Eigentlich wollte das Team an der Trans-Pazifik-Regatta auf der gleichen Strecke teilnehmen. Aber die Ausläufer des Hurrikans „Dolores“ bewegten Navigator Herrmann zum spontanen Umdenken. Weit vor dem offiziellen Startsignal nahmen sie Kurs auf Honolulu. So wollten sie nicht mehr die Trans-Pac-Regatta gewinnen, sondern aufgrund der exzellenten Wetterverhältnisse den bisherigen Streckenrekord des Franzosen brechen. Und der lag bei vier Tagen, 31 Minuten und 37 Sekunden. „Mein Wetterrouting sprach für den Alleingang“, sagt Herrmann. „Und es hat uns Recht gegeben.“ Das tropische Tiedruckgebiet „Enrique“ bildete die besten Voraussetzungen für neue Rekordzeiten.

Andreas Kling, Sprecher von Boris Herrmann Racing, kommentierte die Entscheidung so: „Ein neuer Streckenrekord von Long Beach nach Honolulu wird in der weltweiten Seglerszene noch höher als der Wettfahrtsieg angesehen.“

Es kam, wie sie es wollten: Mit einer Durchschnittsgeschwindigkeit von mehr als 45 Stundenkilometern wurde der 32 Meter lange Trimaran zur Rennmaschine. Fast wären die Segler davongeflogen, als Böen der Windstärke sieben bis acht den Luvrumpf bis zu 15 Meter hoch in die Luft hoben. „Alle“, sagt Herrmann, „hielten die Luft an, bis sich der Mittelrumpf wieder ins Wasser setzte. Als es zu brenzlig wurde, mussten die Segeltrimmer die Schoten kräftig fieren – also gleichsam die Notbremse ziehen.

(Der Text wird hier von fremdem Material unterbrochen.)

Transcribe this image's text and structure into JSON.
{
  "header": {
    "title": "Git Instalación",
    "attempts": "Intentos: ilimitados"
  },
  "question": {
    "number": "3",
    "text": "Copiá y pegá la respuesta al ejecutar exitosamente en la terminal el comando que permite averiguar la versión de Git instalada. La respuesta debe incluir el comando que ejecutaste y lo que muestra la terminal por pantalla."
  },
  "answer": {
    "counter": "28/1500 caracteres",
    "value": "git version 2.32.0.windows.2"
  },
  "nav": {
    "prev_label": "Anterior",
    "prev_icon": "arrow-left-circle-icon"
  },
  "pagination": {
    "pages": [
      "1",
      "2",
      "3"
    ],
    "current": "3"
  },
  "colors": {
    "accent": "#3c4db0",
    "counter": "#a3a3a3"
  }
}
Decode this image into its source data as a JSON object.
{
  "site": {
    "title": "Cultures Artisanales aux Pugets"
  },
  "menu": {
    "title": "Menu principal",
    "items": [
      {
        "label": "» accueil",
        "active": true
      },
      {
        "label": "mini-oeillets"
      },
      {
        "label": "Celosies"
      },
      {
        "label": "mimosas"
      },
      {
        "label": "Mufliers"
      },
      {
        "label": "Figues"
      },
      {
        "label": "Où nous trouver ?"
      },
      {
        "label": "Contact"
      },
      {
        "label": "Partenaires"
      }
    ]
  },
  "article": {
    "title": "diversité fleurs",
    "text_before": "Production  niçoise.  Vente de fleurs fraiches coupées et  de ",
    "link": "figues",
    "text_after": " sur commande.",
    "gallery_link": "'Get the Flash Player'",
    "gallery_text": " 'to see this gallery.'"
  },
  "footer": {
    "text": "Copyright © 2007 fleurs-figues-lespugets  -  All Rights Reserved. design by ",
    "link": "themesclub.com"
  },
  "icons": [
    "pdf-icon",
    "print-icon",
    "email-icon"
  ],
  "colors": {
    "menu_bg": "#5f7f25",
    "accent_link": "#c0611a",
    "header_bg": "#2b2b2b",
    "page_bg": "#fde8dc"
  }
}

Um die Belastungen zu begrenzen, wurde der Steuermann alle 45 Minuten gewechselt. Zwei Mann standen ständig an den Schoten. Geschlafen wurde, wie bei solchen Törns üblich, im Drei-Stunden Wachrhythmus. Tagsüber trugen die Skipper Shorts und T-Shirts, nachts aber brauchten sie warme Jacken und Pullis. Für eine halbe Stunde fiel der Strom aus, doch mit computergesteuerten Lithiumbatterien wurde das Problem schnell behoben.

Boris Herrmann kann mit solchen Strapazen gut umgehen. Der gebürtige Oldenburger lernte als Kind auf einem Optimisten das Segeln und wählte später Hamburg als seinen Wohnsitz. „Weil diese Stadt für meine sportlichen Ambitionen die besten Voraussetzungen bietet“, sagt der Diplom-Ökonom. Längst gehört Herrmann zu den besten Hochsee-Sportlern der Welt. Zweimal segelte er bereits um die Welt, und der Sieg vor Honolulu ist der vierte Streckenrekord in diesem Jahr.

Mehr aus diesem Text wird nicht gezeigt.